Mistakes I See Beginners Make
Tasks that are too vague. "Refactor this service" is not a real task. What part? What are the constraints? What is the goal? Vague input gives you wide output that is hard to review.
Not actually reading the output. I know this sounds obvious. But people skim. Agents can write code that looks correct but has a small bug inside. You need to actually read it, especially in the first months when you are still learning what the agent is good at and where it makes mistakes.
Giving up too early when the first attempt is not right. That is very normal. Working with an agent means iterating - you clarify, you correct, you give more context. Think of it like working with a junior engineer, not like using a vending machine.
Trying to use agents for absolutely everything. Some tasks are still faster to just do yourself - tiny one-line fixes, things where explaining would take longer than doing. It is good to know when to delegate and when not to.
How Long Before It Feels Useful
Honest answer: about 3 to 4 weeks before it feels useful, 2 to 3 months before it really changes your output, 6 months before your instincts are calibrated.
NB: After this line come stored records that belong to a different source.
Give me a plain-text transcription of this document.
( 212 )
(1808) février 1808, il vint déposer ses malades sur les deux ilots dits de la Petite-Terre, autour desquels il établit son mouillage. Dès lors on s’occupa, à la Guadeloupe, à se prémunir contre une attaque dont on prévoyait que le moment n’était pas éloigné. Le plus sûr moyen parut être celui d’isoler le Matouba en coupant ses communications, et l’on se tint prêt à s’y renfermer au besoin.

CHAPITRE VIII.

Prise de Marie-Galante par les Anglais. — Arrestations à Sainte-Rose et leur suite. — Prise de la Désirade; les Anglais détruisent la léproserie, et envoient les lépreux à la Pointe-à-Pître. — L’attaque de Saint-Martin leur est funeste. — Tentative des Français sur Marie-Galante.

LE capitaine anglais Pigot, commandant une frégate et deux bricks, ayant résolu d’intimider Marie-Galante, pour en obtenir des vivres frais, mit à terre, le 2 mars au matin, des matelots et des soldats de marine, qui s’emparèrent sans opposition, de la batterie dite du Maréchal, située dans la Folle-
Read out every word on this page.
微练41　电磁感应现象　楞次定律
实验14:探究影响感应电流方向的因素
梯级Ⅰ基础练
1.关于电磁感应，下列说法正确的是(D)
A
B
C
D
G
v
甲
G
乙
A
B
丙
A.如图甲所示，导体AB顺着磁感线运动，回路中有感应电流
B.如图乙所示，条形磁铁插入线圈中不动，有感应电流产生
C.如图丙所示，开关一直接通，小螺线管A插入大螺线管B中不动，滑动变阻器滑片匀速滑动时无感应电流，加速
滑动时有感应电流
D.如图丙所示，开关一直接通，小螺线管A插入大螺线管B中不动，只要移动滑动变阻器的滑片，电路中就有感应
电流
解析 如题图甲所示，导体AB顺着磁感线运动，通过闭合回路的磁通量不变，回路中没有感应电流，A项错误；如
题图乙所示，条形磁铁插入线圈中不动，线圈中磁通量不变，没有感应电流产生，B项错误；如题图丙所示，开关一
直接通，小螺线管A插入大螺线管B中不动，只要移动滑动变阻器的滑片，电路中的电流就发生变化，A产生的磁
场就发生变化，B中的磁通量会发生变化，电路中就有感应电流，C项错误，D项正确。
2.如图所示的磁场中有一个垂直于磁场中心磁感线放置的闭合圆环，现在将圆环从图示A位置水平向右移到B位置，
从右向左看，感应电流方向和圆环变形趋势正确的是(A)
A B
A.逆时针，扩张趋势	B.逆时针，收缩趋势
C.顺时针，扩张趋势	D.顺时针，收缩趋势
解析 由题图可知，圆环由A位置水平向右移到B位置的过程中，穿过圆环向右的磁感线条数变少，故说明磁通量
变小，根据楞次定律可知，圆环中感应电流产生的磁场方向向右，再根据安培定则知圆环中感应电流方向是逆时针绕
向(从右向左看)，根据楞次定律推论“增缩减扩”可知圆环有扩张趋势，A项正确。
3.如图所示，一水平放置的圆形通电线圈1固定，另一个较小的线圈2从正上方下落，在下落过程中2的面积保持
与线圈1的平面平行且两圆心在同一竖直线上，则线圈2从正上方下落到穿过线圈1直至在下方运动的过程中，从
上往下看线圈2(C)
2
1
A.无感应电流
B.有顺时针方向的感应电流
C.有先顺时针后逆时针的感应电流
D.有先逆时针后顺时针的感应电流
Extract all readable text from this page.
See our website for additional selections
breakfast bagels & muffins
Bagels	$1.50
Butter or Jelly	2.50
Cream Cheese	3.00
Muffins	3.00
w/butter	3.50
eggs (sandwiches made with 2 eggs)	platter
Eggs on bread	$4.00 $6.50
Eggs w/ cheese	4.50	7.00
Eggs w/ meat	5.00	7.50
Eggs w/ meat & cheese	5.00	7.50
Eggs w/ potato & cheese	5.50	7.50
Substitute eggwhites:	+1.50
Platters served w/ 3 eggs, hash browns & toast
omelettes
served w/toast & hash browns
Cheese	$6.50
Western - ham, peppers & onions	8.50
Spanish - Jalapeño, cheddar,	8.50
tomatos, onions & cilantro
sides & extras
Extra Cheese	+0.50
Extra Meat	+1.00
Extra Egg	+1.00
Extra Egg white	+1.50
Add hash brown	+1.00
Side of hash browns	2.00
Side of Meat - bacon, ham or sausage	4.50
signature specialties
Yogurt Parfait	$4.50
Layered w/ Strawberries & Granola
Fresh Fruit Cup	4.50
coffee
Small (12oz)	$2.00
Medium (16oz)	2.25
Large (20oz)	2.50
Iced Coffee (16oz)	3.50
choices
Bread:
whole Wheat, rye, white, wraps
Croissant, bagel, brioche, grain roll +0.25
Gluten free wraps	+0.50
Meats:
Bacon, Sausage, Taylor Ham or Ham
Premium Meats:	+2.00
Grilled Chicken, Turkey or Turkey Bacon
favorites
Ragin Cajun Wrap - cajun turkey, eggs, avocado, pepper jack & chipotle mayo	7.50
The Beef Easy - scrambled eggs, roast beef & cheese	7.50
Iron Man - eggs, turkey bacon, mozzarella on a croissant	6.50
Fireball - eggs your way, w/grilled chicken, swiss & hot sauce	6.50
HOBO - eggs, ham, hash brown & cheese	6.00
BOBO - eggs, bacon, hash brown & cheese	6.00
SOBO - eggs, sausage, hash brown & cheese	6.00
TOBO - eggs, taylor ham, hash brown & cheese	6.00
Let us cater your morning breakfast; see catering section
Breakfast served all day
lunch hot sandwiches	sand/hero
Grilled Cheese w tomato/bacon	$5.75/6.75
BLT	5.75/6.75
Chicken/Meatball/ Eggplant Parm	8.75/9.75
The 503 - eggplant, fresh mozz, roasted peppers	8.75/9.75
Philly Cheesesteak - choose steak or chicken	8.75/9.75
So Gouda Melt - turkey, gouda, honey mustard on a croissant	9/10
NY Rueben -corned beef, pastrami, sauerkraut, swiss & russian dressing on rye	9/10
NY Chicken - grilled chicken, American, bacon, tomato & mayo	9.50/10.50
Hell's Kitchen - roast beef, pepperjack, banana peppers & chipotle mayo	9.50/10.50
The first month is mostly friction. Things do not work like you expect. You are slower than usual. That is normal. Just keep going.
Around month 2 or 3 something clicks. You start to see which tasks are perfect for agents. Your task descriptions get sharper. You stop second-guessing every output. Your throughput goes up noticeably.
After one year - I would not go back. Not because I stopped thinking, but because I can take on harder problems now. The ceiling on what I can build alone went up a lot.
If you are not sure whether to try this, just start. Pick one tool, pick one real task in a real codebase, and see what happens. That experience is worth more than reading ten more posts like this one.